What next for GP leaders?

  1. Engaging the primary care workforce: Meeting patient’s needs will be highly dependent on a functioning resilient workforce who are engaged with new ways of working. The difficulties faced by fatigued clinicians have been highlighted (Mathew, 2021). The temptation to slip back into pre-pandemic parochial thinking must be resisted and we should look to lever advantages for workforce stability from working at scale.
  2. Empower and engage with the public: The voices of people in our community, particularly those with long term conditions, mental health problems and hard to reach groups can be heard through the co-production of solutions (Richardson and Scowcroft, 2020) and collaboration with social care and the private sector.  This is critically important as digital exclusion is more likely to affect people in lower income groups, people in social housing, people with disabilities, mental health problems, homeless people, and people whose first language is not English (NHS Digital, 2021). Digital exclusion is often linked with social exclusion and therefore impacts the wider determinants of health.
  3. Continue collaboration and working at scale: Primary Care Networks have led to the emergence of clinical leaders who realise that collaboration and working at scale, are essential for the delivery of primary care now and in the future. These themes are echoed in the future of health care white paper (GOV.UK , 2021) which anticipates greater integration between the NHS and social care. It is anticipated that better use of digital technology will form an important component of these changes.
  4. Consider the changes in workflow and demand: the necessary focus of staff on responding to the pandemic and vaccination campaigns has led to a backlog of specialist referral and procedures (Griffin S, 2020) and previously readily available investigations such as X-ray, open access CT or endoscopy are limited. Digital tools can support both managed demand and direct patient requests to ensure needs are fulfilled by the most appropriate team member in accordance with capacity. A demand-led service model understands what the demand is, recognises that it is consistent and predictable and ensures that the service provision is designed to match.
  5. Consider the well-being and resilience of the primary care workforce: There is an emerging conflict for GP leaders, on one hand they are more empowered to change working practices to support well-being, on the other hand, they are bound by the increased demand being placed on primary care in recovery from the pandemic.  Due to their independent contractor status, this vital part of the NHS workforce are not routinely considered within national NHS well-being programmes.

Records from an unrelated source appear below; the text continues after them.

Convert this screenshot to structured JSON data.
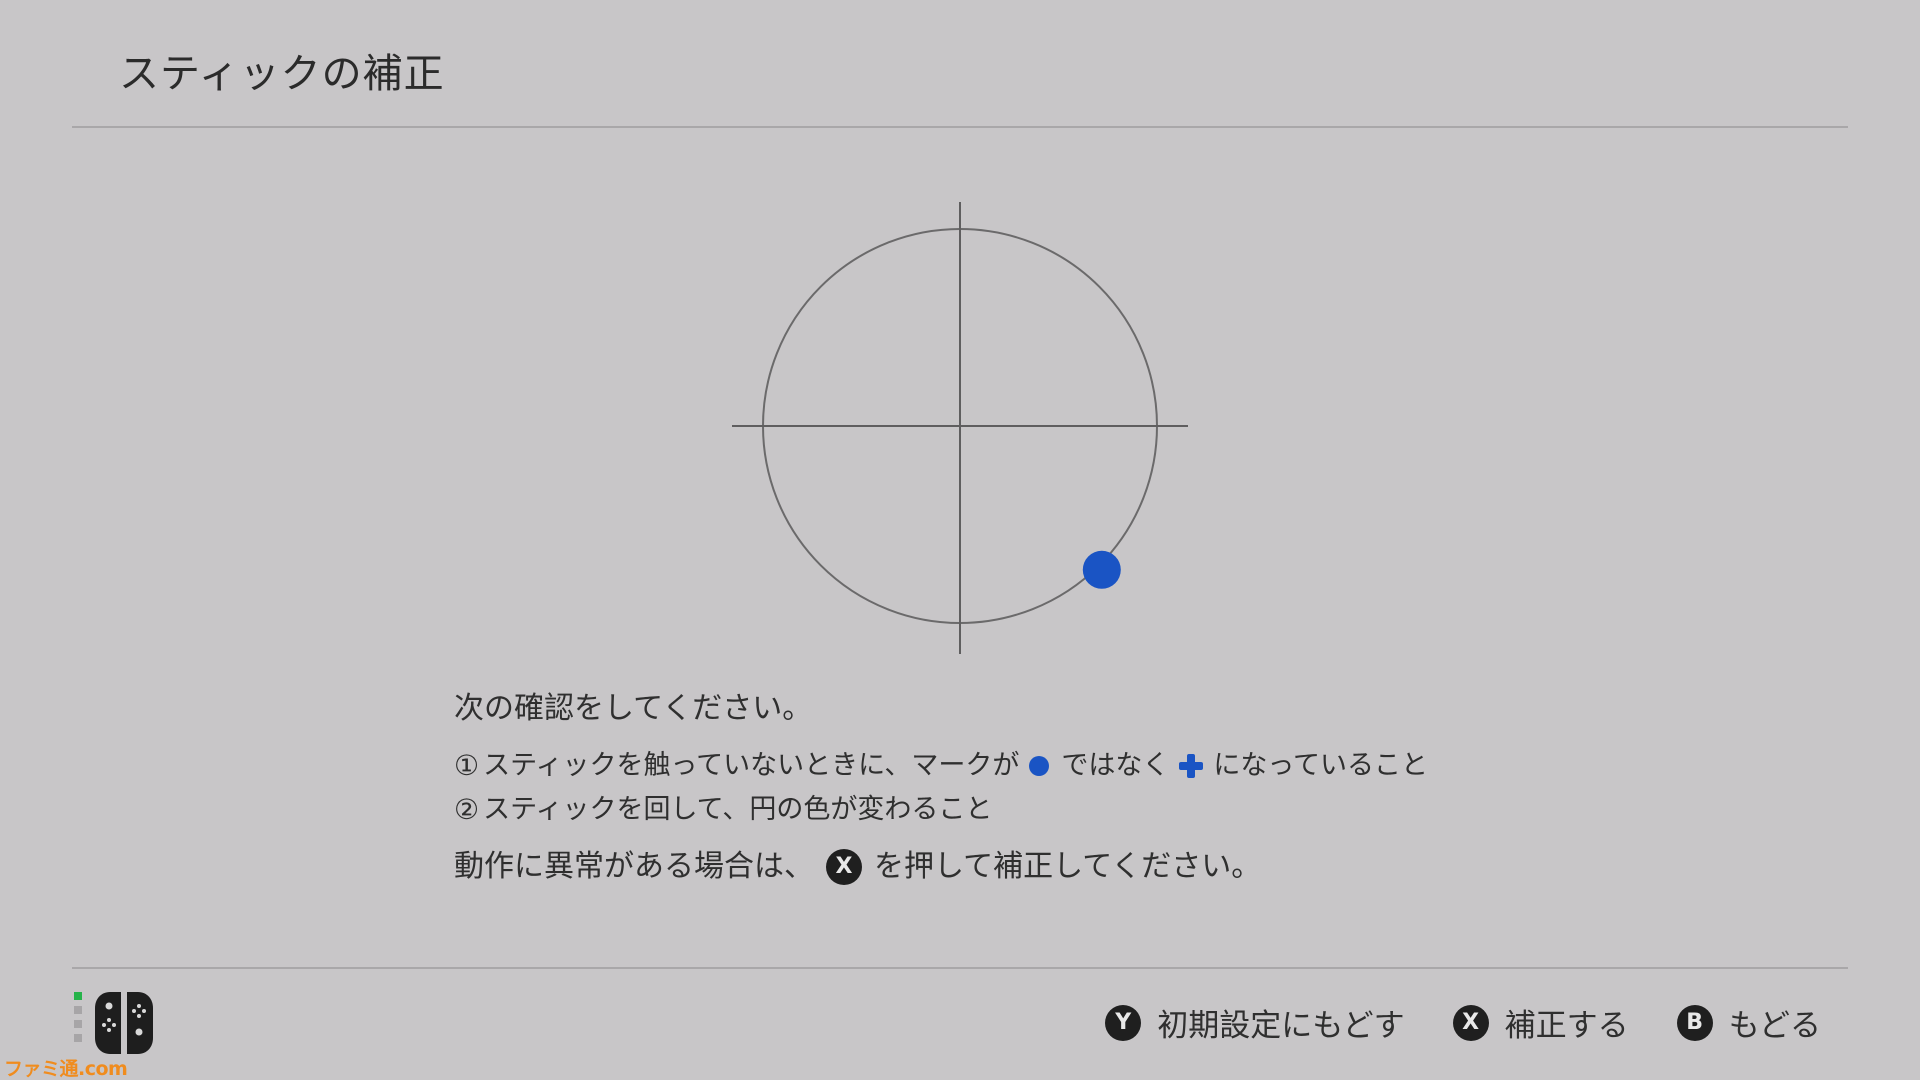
{
  "header": {
    "title": "スティックの補正"
  },
  "calibration": {
    "marker_color": "#1a54c4",
    "stick_position": {
      "x": 0.72,
      "y": -0.73
    }
  },
  "instructions": {
    "heading": "次の確認をしてください。",
    "step1": {
      "number": "①",
      "text_before": "スティックを触っていないときに、マークが",
      "text_middle": "ではなく",
      "text_after": "になっていること"
    },
    "step2": {
      "number": "②",
      "text": "スティックを回して、円の色が変わること"
    },
    "note": {
      "text_before": "動作に異常がある場合は、",
      "button": "X",
      "text_after": "を押して補正してください。"
    }
  },
  "footer": {
    "controller_icon": "joycon-pair-icon",
    "actions": [
      {
        "button": "Y",
        "label": "初期設定にもどす"
      },
      {
        "button": "X",
        "label": "補正する"
      },
      {
        "button": "B",
        "label": "もどる"
      }
    ]
  },
  "watermark": "ファミ通.com"
}
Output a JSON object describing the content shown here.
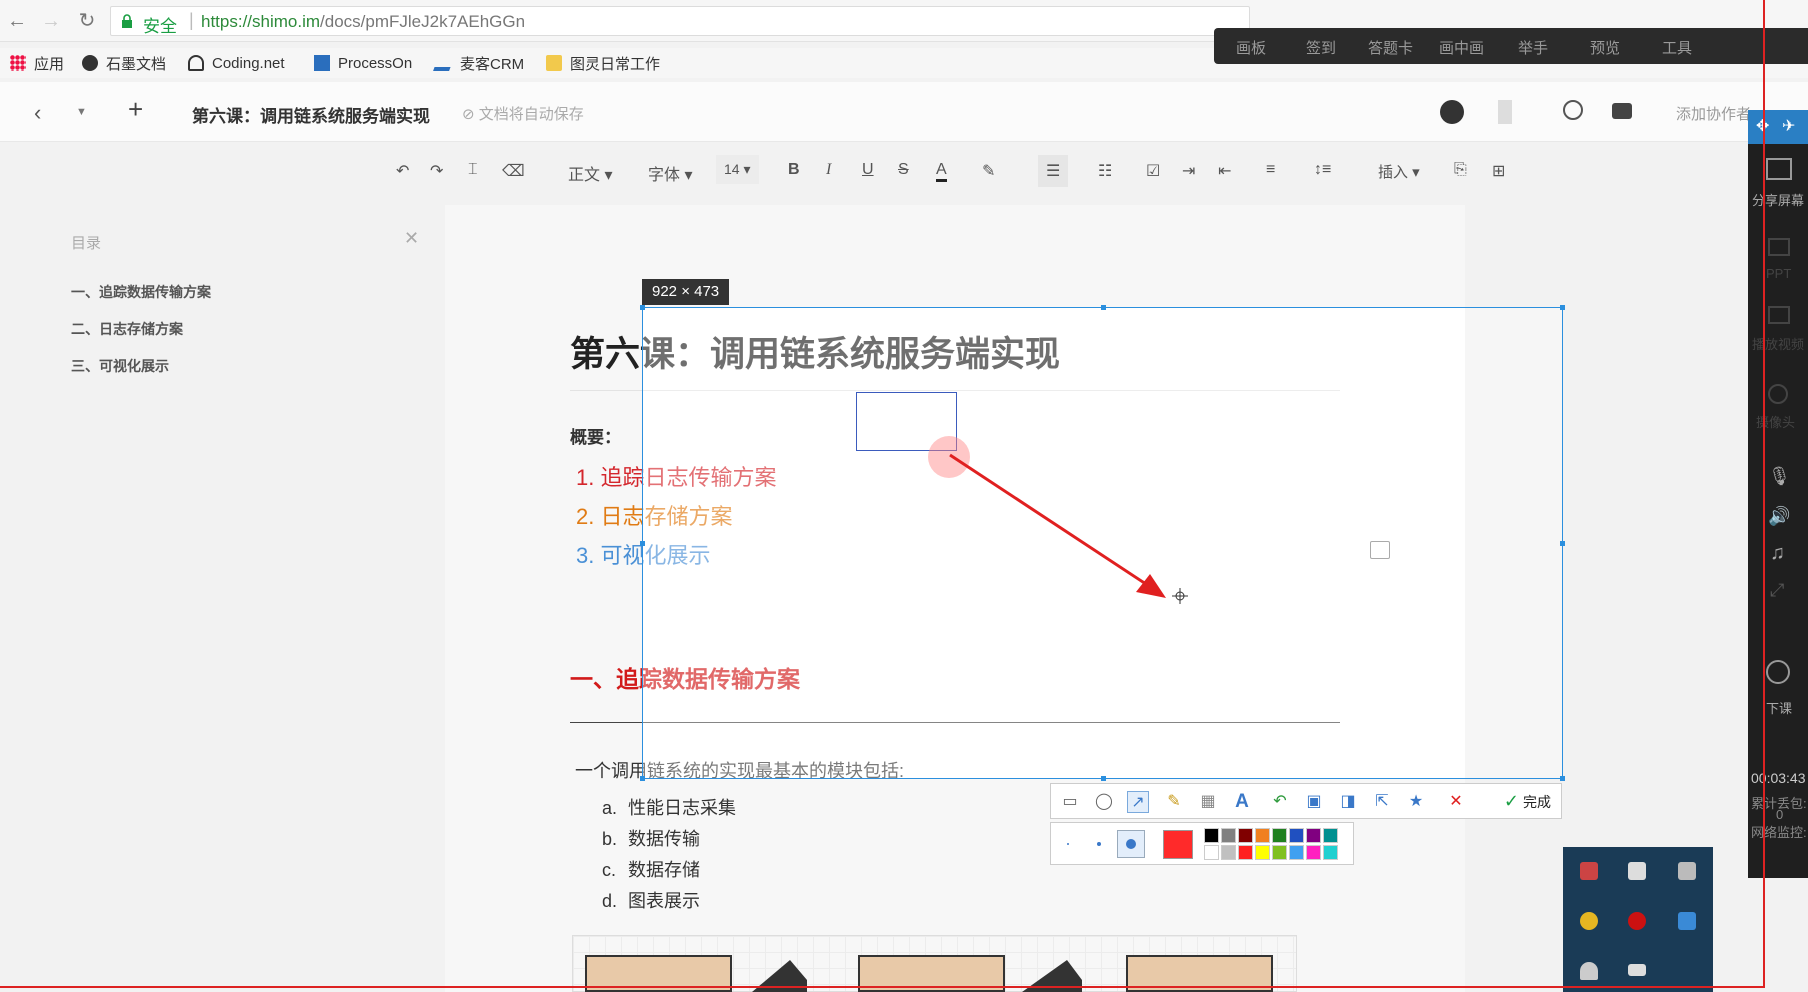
{
  "browser": {
    "secure_label": "安全",
    "url_host": "https://shimo.im",
    "url_path": "/docs/pmFJleJ2k7AEhGGn",
    "bookmarks": [
      "应用",
      "石墨文档",
      "Coding.net",
      "ProcessOn",
      "麦客CRM",
      "图灵日常工作"
    ]
  },
  "class_toolbar": [
    "画板",
    "签到",
    "答题卡",
    "画中画",
    "举手",
    "预览",
    "工具"
  ],
  "doc_header": {
    "title": "第六课：调用链系统服务端实现",
    "autosave": "文档将自动保存",
    "add_collaborator": "添加协作者"
  },
  "format_toolbar": {
    "style": "正文",
    "font": "字体",
    "size": "14",
    "insert": "插入"
  },
  "toc": {
    "title": "目录",
    "items": [
      "一、追踪数据传输方案",
      "二、日志存储方案",
      "三、可视化展示"
    ]
  },
  "document": {
    "heading": "第六课：调用链系统服务端实现",
    "summary_label": "概要：",
    "summary_items": [
      {
        "num": "1.",
        "text": "追踪日志传输方案",
        "color": "#d4262c"
      },
      {
        "num": "2.",
        "text": "日志存储方案",
        "color": "#e07b14"
      },
      {
        "num": "3.",
        "text": "可视化展示",
        "color": "#4a90d6"
      }
    ],
    "section1": "一、追踪数据传输方案",
    "paragraph": "一个调用链系统的实现最基本的模块包括:",
    "list": [
      {
        "marker": "a.",
        "text": "性能日志采集"
      },
      {
        "marker": "b.",
        "text": "数据传输"
      },
      {
        "marker": "c.",
        "text": "数据存储"
      },
      {
        "marker": "d.",
        "text": "图表展示"
      }
    ]
  },
  "capture": {
    "size_label": "922 × 473",
    "done_label": "完成",
    "tool_icons": [
      "rect-tool-icon",
      "ellipse-tool-icon",
      "arrow-tool-icon",
      "pen-tool-icon",
      "mosaic-tool-icon",
      "text-tool-icon",
      "undo-icon",
      "save-icon",
      "pin-icon",
      "share-icon",
      "star-icon",
      "cancel-icon"
    ],
    "selected_color": "#ff2a2a",
    "colors": [
      "#000000",
      "#808080",
      "#800000",
      "#f08020",
      "#208020",
      "#2050c0",
      "#800080",
      "#009090",
      "#ffffff",
      "#c0c0c0",
      "#ff2020",
      "#ffff00",
      "#80c020",
      "#40a0f0",
      "#ff20c0",
      "#20d0d0"
    ]
  },
  "side_panel": {
    "share_label": "分享屏幕",
    "ppt_label": "PPT",
    "video_label": "播放视频",
    "camera_label": "摄像头",
    "end_label": "下课",
    "timer": "00:03:43",
    "lost_label": "累计丢包:",
    "lost_value": "0",
    "net_label": "网络监控:"
  }
}
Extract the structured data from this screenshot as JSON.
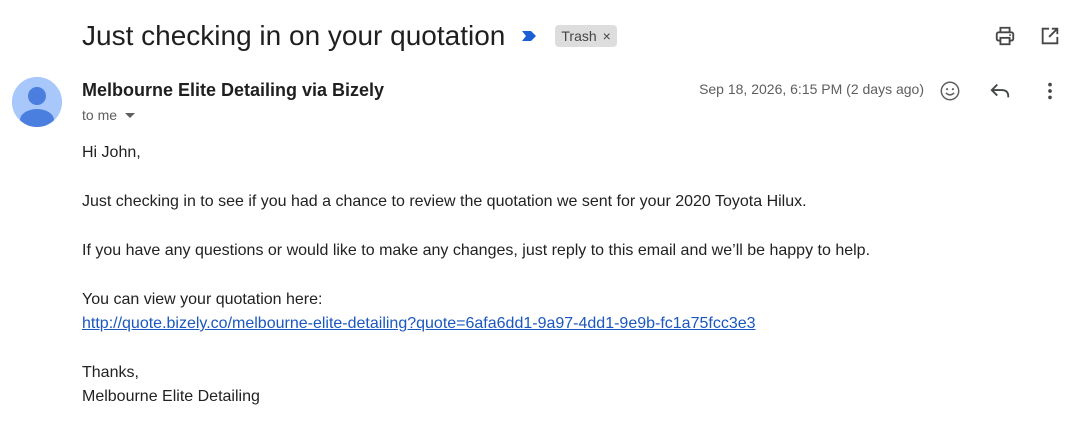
{
  "header": {
    "subject": "Just checking in on your quotation",
    "label": "Trash",
    "importance_icon": "importance-marker-icon",
    "print_icon": "print-icon",
    "open_new_window_icon": "open-in-new-icon"
  },
  "message": {
    "sender": "Melbourne Elite Detailing via Bizely",
    "recipient": "to me",
    "date": "Sep 18, 2026, 6:15 PM (2 days ago)",
    "avatar_icon": "default-person-avatar",
    "actions": {
      "emoji_icon": "emoji-reaction-icon",
      "reply_icon": "reply-icon",
      "more_icon": "more-vert-icon"
    }
  },
  "body": {
    "greeting": "Hi John,",
    "paragraph1": "Just checking in to see if you had a chance to review the quotation we sent for your 2020 Toyota Hilux.",
    "paragraph2": "If you have any questions or would like to make any changes, just reply to this email and we’ll be happy to help.",
    "view_text": "You can view your quotation here:",
    "link": "http://quote.bizely.co/melbourne-elite-detailing?quote=6afa6dd1-9a97-4dd1-9e9b-fc1a75fcc3e3",
    "signoff": "Thanks,",
    "signature": "Melbourne Elite Detailing"
  },
  "colors": {
    "link": "#1a57c0",
    "label_chip_bg": "#dddddd",
    "avatar_bg": "#a8c7fa",
    "avatar_fg": "#4a7fe0",
    "importance_marker": "#1a5fd6"
  }
}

Digital forms of consultation are not a panacea across all sections of the population – practices will need to consider who they are not enabling to access services through the promotion of digital first approaches.

If you want faster access to the latest innovations and technologies to help deliver excellent patient care, get in touch.

*Ipswich and East Suffolk Clinical Commissioning Group (IESCCG) ran a survey of all primary care staff in Suffolk during May 2020. 72 responded: 35 GPs, 13 managers, 13 nurses and 11 others, including paramedics, Physician Associates and mental health workers. The survey was accompanied by conversations during May and June 2020 with 12 primary care leaders in Cambridgeshire, Essex, Norfolk, and Suffolk who it was thought would provide a good insight into changes in primary care.

**The patient perspective has primarily been informed by a conversation with Healthwatch Suffolk who have shared the essence of relevant comments received at their feedback centre.

References

  1. Mathew, R., 2021. Rammya Mathew: Workforce must be at the centre of covid-19 recovery plans. BMJ, p.n635.
  2. Richards T, Scowcroft H. Patient and public involvement in covid-19 policy making. BMJ. 2020; m2575.
  3. Topol, E., 2019. Preparing the healthcare workforce to deliver the digital future. [online] Topol.hee.nhs.uk. Available at: <https://topol.hee.nhs.uk/wp-content/uploads/HEE-Topol-Review-2019.pdf> [Accessed 23 July 2019].
  4. NHS Digital. 2021. Definition of Data Inclusion [online] Available at What we mean by digital inclusion – NHS Digital
  5. Griffin, S., 2020. Covid-19: Waiting times in England reach record highs. BMJ, p.m3557.